Google Summer of Code 2016 started this week. That means that my work on improving the Latin (and Greek) lemmatizer in the Classical Language Toolkit is now underway. For this summer project, I proposed to rewrite the CLTK lemmatizer using a backoff strategy—that is, using a series of different lemmatizers to increase accuracy. Backoff tagging is a common technique in part-of-speech tagging in NLP, but it should also help to resolve ambiguities, predict unknown words, and similar issues that can trip up a lemmatizer. The current CLTK lemmatizer uses dictionary matching, but lacks a systematic way to differentiate ambiguous forms. (Is that forma the nominative singular noun [ > forma, –ae] or forma the present imperative active verb [ > formo (1) ?) The specifics of my backoff strategy will be discussed here as the project develops, but for now I’ll say that it is a combination of training on context, regex matching, and, yes, dictionary matching for high frequency, indeclinable, and unambiguous words.As I mention in my GSoC proposal, having a lemmatizer with high accuracy is particularly important for NLP in highly inflected languages because: 1. words often have a dozen or more possible forms (and, as opposed to go in English, this is the norm and not only a characteristic of irregularly formed words), and 2. small corpus size in general often demands that counts for a given feature—like words—be based on the broadest measure possible.

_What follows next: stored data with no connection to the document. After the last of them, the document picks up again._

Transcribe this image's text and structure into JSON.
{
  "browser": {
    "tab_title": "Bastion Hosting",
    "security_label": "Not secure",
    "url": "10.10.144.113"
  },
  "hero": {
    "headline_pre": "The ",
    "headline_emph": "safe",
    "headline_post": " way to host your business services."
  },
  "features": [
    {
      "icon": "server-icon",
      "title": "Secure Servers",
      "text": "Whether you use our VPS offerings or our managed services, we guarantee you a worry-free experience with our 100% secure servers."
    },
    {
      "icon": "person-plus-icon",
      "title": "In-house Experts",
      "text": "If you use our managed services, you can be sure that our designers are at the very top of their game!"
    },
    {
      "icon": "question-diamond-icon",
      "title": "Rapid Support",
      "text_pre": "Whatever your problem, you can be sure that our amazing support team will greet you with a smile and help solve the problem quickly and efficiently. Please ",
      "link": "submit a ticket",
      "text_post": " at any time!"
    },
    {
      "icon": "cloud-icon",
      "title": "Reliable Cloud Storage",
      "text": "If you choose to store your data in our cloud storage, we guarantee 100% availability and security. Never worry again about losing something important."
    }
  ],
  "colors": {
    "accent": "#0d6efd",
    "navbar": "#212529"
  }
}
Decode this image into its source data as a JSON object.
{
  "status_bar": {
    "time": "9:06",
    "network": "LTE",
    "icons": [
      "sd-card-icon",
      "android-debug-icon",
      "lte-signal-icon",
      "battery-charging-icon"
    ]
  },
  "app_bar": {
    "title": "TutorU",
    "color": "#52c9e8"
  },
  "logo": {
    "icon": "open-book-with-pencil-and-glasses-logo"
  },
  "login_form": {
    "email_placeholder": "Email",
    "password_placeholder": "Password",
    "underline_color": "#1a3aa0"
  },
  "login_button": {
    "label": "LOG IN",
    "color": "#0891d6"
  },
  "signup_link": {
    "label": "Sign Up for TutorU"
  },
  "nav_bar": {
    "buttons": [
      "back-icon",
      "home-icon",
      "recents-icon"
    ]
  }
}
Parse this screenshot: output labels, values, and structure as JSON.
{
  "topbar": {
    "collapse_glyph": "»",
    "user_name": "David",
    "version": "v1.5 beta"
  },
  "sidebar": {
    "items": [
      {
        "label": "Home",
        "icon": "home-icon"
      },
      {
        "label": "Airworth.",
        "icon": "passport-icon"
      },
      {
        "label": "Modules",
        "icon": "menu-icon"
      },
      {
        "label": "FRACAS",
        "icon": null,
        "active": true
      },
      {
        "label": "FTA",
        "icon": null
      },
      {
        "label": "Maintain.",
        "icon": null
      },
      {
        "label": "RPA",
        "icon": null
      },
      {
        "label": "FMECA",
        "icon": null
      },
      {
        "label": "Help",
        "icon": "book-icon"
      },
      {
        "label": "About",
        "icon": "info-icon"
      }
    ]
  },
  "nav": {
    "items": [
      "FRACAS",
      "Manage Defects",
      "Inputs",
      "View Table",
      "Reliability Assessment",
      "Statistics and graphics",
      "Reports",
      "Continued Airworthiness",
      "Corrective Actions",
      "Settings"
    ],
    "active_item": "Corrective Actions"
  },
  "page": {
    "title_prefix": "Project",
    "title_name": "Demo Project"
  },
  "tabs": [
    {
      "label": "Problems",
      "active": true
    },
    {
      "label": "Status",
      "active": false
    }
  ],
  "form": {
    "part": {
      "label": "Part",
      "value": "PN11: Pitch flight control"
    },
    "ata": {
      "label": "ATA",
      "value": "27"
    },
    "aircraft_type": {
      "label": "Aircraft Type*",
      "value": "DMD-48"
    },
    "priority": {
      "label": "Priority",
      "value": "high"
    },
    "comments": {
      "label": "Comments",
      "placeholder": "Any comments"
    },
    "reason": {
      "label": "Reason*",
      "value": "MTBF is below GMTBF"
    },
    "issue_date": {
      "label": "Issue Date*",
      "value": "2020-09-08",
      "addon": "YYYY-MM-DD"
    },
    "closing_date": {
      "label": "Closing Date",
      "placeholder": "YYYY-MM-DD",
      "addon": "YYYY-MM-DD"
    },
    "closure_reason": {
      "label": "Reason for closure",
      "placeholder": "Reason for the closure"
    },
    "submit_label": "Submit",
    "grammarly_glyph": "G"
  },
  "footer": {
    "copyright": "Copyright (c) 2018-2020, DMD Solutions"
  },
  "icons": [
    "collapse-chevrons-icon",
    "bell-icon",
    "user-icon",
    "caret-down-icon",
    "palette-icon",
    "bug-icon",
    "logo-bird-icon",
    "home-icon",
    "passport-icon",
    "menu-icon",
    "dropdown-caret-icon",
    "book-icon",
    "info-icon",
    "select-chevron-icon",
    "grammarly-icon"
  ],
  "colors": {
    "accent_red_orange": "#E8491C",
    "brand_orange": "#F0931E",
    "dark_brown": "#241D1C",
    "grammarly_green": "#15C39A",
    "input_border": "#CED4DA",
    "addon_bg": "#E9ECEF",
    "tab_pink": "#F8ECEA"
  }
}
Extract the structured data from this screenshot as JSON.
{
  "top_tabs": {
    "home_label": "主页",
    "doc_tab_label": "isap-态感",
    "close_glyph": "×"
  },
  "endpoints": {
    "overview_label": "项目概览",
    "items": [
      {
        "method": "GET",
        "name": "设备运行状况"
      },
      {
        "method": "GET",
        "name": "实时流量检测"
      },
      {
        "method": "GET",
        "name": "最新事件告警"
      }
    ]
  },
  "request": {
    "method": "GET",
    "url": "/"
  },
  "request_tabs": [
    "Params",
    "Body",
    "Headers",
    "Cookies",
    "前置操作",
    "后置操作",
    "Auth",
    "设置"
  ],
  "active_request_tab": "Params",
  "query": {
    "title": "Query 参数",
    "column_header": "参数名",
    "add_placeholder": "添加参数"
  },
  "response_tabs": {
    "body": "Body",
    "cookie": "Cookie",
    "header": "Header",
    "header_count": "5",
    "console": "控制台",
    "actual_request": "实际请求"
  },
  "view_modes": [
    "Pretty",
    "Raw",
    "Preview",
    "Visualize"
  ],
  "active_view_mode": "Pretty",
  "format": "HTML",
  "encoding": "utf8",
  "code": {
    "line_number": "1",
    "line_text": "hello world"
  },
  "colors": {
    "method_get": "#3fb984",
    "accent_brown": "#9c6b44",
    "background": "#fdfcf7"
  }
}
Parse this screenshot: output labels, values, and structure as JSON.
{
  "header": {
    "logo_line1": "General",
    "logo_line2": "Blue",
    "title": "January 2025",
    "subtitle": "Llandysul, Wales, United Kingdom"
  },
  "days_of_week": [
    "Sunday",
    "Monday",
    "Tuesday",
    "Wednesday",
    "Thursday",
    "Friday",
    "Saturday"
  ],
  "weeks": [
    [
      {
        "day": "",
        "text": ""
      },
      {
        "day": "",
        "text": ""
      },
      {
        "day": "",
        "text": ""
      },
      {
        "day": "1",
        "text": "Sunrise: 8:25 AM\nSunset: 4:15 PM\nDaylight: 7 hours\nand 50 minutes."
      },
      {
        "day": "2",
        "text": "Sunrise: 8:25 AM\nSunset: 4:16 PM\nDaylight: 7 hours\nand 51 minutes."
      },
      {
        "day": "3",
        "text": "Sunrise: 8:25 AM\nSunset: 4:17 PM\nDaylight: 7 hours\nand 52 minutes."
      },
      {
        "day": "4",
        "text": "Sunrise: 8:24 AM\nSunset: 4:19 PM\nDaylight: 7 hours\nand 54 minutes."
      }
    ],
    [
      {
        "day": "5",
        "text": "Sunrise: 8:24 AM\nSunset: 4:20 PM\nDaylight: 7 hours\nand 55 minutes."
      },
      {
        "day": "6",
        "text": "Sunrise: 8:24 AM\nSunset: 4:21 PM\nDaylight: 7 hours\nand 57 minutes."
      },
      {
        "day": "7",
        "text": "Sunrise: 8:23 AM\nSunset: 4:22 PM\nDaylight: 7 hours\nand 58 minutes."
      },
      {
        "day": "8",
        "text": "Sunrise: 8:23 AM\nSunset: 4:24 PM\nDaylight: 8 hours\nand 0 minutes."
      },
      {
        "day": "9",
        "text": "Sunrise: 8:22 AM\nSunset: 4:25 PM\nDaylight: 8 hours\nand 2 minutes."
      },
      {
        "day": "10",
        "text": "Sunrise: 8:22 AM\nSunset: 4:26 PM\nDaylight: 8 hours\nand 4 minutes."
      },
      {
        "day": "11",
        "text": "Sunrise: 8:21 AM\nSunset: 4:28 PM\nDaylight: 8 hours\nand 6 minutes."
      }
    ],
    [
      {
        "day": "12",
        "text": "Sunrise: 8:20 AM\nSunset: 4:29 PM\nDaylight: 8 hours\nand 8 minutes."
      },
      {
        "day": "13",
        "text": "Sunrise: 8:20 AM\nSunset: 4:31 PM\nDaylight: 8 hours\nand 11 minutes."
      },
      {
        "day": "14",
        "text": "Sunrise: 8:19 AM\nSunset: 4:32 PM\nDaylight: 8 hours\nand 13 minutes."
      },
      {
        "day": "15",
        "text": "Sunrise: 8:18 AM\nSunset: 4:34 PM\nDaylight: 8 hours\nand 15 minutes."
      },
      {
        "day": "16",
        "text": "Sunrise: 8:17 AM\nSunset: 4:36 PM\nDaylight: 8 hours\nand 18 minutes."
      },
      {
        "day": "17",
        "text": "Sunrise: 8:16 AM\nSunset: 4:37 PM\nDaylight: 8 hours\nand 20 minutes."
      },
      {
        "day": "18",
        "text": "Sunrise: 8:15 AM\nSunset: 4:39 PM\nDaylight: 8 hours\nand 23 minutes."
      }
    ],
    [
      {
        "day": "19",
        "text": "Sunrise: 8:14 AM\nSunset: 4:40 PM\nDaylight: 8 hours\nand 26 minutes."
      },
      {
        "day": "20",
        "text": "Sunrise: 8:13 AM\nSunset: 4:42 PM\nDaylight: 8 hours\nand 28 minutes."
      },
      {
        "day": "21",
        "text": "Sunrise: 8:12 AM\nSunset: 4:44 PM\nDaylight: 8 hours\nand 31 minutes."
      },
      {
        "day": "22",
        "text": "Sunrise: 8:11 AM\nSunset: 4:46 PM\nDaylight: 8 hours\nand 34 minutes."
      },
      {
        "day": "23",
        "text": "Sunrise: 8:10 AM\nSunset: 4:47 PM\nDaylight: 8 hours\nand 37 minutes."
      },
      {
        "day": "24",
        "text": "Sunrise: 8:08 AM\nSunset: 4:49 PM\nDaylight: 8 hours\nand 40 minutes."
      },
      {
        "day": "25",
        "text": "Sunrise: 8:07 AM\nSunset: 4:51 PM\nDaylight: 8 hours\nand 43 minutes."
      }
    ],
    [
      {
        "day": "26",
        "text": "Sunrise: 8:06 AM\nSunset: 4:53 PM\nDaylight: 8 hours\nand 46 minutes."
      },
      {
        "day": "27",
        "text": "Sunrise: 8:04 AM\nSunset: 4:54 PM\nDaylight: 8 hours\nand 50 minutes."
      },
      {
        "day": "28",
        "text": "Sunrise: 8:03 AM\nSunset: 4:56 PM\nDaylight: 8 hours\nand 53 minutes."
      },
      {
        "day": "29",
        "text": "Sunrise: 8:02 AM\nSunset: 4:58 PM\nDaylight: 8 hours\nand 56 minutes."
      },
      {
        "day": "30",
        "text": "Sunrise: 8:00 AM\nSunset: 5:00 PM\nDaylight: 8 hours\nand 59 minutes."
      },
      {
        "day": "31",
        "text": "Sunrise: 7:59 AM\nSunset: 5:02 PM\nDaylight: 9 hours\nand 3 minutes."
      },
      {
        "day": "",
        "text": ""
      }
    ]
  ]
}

So, for example, if you want to study the idea of shapes in Ovid’s Metamorphoses, you would need to would want to look at the word forma. This “word” (token, really) appears 39 times in the poem. But what you really want to look at is not just forma, but formae (21), formam (18), formarum (0—yes, it’s zero, but you would still want to know), formis (1), and formas (6). And you wouldn’t want to miss tokens like formasque (Met. 2.78) or formaene (Met. 10.563)—there are 9 such instances. If you were going to, say, topic model the Metamorphoses, you would be much better off having the 94 examples of “forma” than the smaller numbers of its different forms.
“Ancient languages do not have complete BLARKs.” writes Barbara McGillivray [2014: 19], referring to Krauwer’s idea [2003: 4] of the Basic LAnguage Resource Kit. A BLARK consists of the fundamental resources necessary for text analysis—corpora, lexicons, tokenizers, POS-taggers, etc. A lemmatizer is another basic tool. More and more, the CLTK is solving the BLARK problem for Latin, Greek, and other historical languages which have been referred to as “less-resourced” [see Piotrowski 2012: 85]. In order for these languages to participate in advances in text analysis and to take full advantage of digital resources for language processing, basic tools, like the lemmatizer, need to be available and need to work at accuracy rates high enough to stand up to the very high bar demanded in philological research. This is the goal for the summer.
Bird, S., E. Klein, and E. Loper. 2009. Natural Language Processing with Python. Cambridge, Ma.: O’Reilly. (Esp. Ch. 5 “Categorizing and Tagging Words”).
Krauwer, S. 2003. “The Basic Language Resource Kit (BLARK) as the First Milestone for the Language Resources Roadmap.” Proceedings of the 2003 International Workshop on Speech and Computer (SPECOM 2003) : 8-15.
McGillivray, B. 2014. Methods in Latin Computational Linguistics. Leiden: Brill.
Piotrowski, M. 2012. “Natural Language Processing for Historical Texts.” Synthesis Lectures on Human Language Technologies 5: 1-157.